FIG. 4 is a partially cutaway perspective view of a temperature distribution measuring device according to an embodiment of the present invention.

FIG. 5 is a perspective view of an infrared sensor according to an embodiment of the present invention.

FIG. 6 is a perspective view illustrating an infrared sensor manufacturing process according to an embodiment of the present invention.
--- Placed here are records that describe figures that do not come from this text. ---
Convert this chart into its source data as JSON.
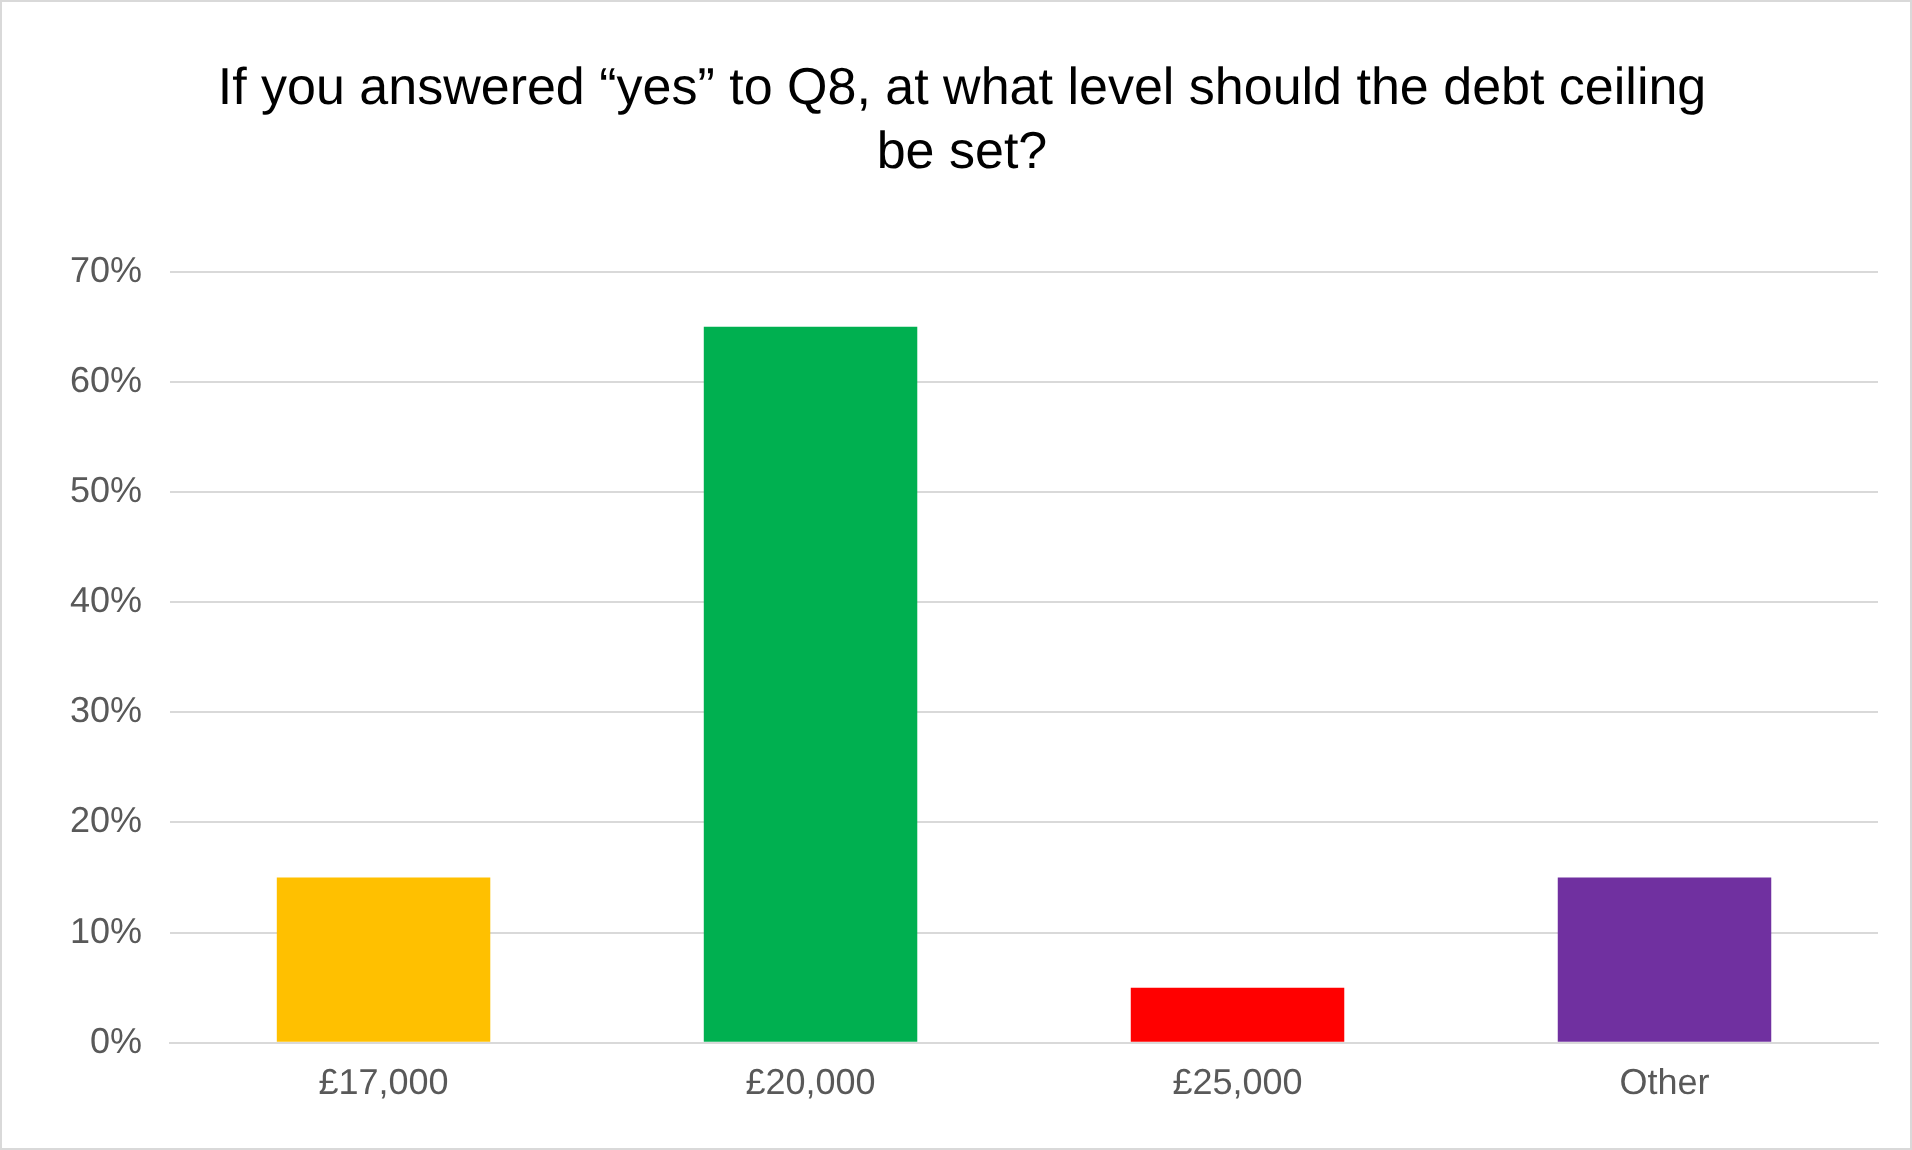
{
  "chart_data": {
    "type": "bar",
    "title": "If you answered “yes” to Q8, at what level should the debt ceiling be set?",
    "categories": [
      "£17,000",
      "£20,000",
      "£25,000",
      "Other"
    ],
    "values": [
      15,
      65,
      5,
      15
    ],
    "colors": [
      "#ffc000",
      "#00b050",
      "#ff0000",
      "#7030a0"
    ],
    "ylim": [
      0,
      70
    ],
    "yticks": [
      {
        "value": 0,
        "label": "0%"
      },
      {
        "value": 10,
        "label": "10%"
      },
      {
        "value": 20,
        "label": "20%"
      },
      {
        "value": 30,
        "label": "30%"
      },
      {
        "value": 40,
        "label": "40%"
      },
      {
        "value": 50,
        "label": "50%"
      },
      {
        "value": 60,
        "label": "60%"
      },
      {
        "value": 70,
        "label": "70%"
      }
    ],
    "grid": "y",
    "legend": false
  }
}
FIG. 7 is a perspective view of an infrared sensor according to another embodiment of the present invention.

[Explanation of symbols]

 1 Infrared Array Sensor 2 Infrared Lens 3 Sensor Rotating Unit 4 Chopper 5 Motor 6 Output Gear 7 Chopper Gear 8 Chopper Rotating Internal Gear 9 Sensor Rotating Gear 10 Sensor Rotating Internal Gear 11 Chopper Window 20 Pyroelectric substrate 21 Detection electrode 22 Circuit board 23 Leg stand (projection) 26 FET 27 Resistance

Claims (11)

[Claims] 1. A portion of a pyroelectric substrate on which a plurality of pyroelectric infrared detectors are provided in an array, corresponding to an infrared light receiving portion, with respect to a circuit substrate for supporting the pyroelectric substrate. A pyroelectric infrared sensor characterized by being in a non-contact state. 2. The protrusion formed on the circuit board,
The pyroelectric infrared sensor according to claim 1, wherein the non-contact state is created. 3. The protrusions are formed by a method of soldering, printing a conductive paste, applying a paste containing a solid conductive filler, applying a conductive paste containing a solid filler, or transferring the conductive paste. The pyroelectric infrared sensor according to claim 2, wherein the pyroelectric infrared sensor is one. 4. The pyroelectric infrared sensor according to claim 1, wherein a window is formed on the circuit board. 5. The pyroelectric infrared sensor according to claim 1, wherein the FET and the resistor are mounted and integrated on the circuit board. 6. The pyroelectric infrared ray according to claim 5, wherein the FET and the resistor are mounted and integrated on a surface of a circuit board on which the pyroelectric board is mounted. Sensor. 7. The FET and the resistor are mounted and integrated on a surface of the circuit board opposite to the surface on which the pyroelectric substrate is mounted. The described pyroelectric infrared sensor. 8. The pyroelectric infrared sensor according to claim 1, wherein a thermistor for temperature measurement is mounted and integrated on the circuit board. 9. The pyroelectric infrared sensor according to claim 1, which is mounted on a hermetic seal can. 10. The device further comprises a chopping unit for intermittently blocking infrared rays incident on the infrared detection unit, and a rotating unit for continuously rotating the infrared detection unit. The temperature distribution measuring device according to 1 or 5. 11. The temperature distribution measuring device according to claim 10 arranged in a room, and the number and position of persons in the room based on the radiation temperature distribution measured value and / or the time-dependent change value output from the temperature distribution measuring device. Alternatively, a human body detection system comprising a human body detection device that determines the amount of activity of a person in the room.